Fête du Corps et du Sang du Christ
“L’homme ne vit pas seulement de pain…”
Deutéronome 8, 2-16 ; 1 Corinthiens 10, 16-17 ; Jean 6, 51-58
“L’homme ne vit pas seulement de pain…” Cette parole du Deutéronome a été reprise par l’évangéliste Matthieu pour le récit des tentations (Mt 4,4). Cette phrase est en accord avec le titre de la fête de ce dimanche. Après avoir été confinés deux mois, en l’absence de célébration eucharistique nous pouvons “communier”. Peut-être faut-il se rappeler que, ce qui est premier, c’est l’assemblée composée des disciples du Seigneur, des frères. L’insistance de courants religieux sur la présence réelle, le saint Sacrement a pu faire dévier sur le sens de l’eucharistie, le moment où tous ensemble on fait Corps. Sans doute avons-nous chanté fort justement : “Nous sommes le corps du Christ… pour le bien du corps entier”. La célébration eucharistique est un ensemble construit pour faire sens et qui se termine par un envoi. La fin c’est de reprendre la finale de Matthieu : de toutes les nations faites des disciples. Ne prendre que l’hostie, ou que la demande de pardon, ou ignorer le temps de la paix ou de l’envoi, c’est affadir la signification de l’ensemble.

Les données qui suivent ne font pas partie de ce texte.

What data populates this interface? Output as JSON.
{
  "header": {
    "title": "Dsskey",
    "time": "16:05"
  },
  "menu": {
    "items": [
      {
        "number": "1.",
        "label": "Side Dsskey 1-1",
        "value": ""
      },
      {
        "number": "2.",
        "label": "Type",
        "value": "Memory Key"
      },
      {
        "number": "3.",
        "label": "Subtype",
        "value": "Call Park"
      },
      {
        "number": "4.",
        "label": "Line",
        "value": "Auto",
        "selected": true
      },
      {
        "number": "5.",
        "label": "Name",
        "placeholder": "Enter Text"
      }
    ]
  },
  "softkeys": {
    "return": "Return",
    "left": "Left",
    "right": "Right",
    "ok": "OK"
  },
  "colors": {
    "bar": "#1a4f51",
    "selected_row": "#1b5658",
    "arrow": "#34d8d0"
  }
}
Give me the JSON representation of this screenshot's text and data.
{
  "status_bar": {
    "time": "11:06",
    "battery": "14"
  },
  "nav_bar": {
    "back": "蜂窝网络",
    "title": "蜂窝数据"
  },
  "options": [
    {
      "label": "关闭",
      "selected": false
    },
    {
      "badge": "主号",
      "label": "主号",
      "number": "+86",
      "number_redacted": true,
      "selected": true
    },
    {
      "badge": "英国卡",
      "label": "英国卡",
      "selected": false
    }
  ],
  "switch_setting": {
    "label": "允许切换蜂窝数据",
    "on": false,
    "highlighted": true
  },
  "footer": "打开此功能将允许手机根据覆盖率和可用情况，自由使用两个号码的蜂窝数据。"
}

Le très long chapitre 6 de Jean, après la multiplication des pains, est difficile à comprendre. Beaucoup de disciples ont quitté Jésus quand il s’en est expliqué. La première lecture nous appelle à revenir au temps de Moïse quand le peuple cheminait au désert, sans trop savoir quel serait son avenir. La lecture de Paul est une incitation à mesurer l’unité que nous formons, parce que nous participons au même corps du Christ. Hélas, il est souvent question de divisions entre nous. L’Eglise serait-elle devenue une succession de chapelles autonomes ? De fait, entre les paroles de Jean-Paul II et celles du pape François il y a bien des nuances, des divergences. La volonté de restaurer la puissance de l’Eglise selon Jean-Paul II a pu égarer les chrétiens. Il faudrait relire le dernier passage du Christ devant la magnificence de Temple de Jérusalem. C’est à ce moment aussi que le Christ fait remarquer aux disciples la présence d’une pauvre veuve qui a donné tout ce qu’elle pouvait. De quel côté regardons-nous aujourd’hui ? L’Eglise puissante ou l’Eglise constituée des milliers de personnes qui humblement apportent un peu d’espérance de vie et de charité autour d’elles ?
La prière du Christ, lors de l’Institution du jeudi-saint, insiste sur la paix, sans doute parce que la paix entre chrétiens n’est pas acquise et qu’elle est toujours à faire. Nous rompons le pain pour devenir communion entre nous et avec le Christ. En même temps nous sommes envoyés pour que d’autres deviennent membres de ce même corps. Certes, il y a des failles, des faiblesses qui éloignent du Christ ; au jardin des Oliviers, il y a bien eu un Judas… Pierre qui reniera et un jeune disciple qui s’enfuie à travers bois. Ils ont pourtant constitué les premières racines d’une Eglise appelée à porter du fruit, avec l’aide de l’Esprit-Saint.
Méditons encore sur l’invitation de Jésus auprès des disciples : il prononça la bénédiction, rompit les pains et les donnait aux disciples pour qu’ils les offrent aux gens (Marc 6,41). A nous de continuer sur ce même chemin.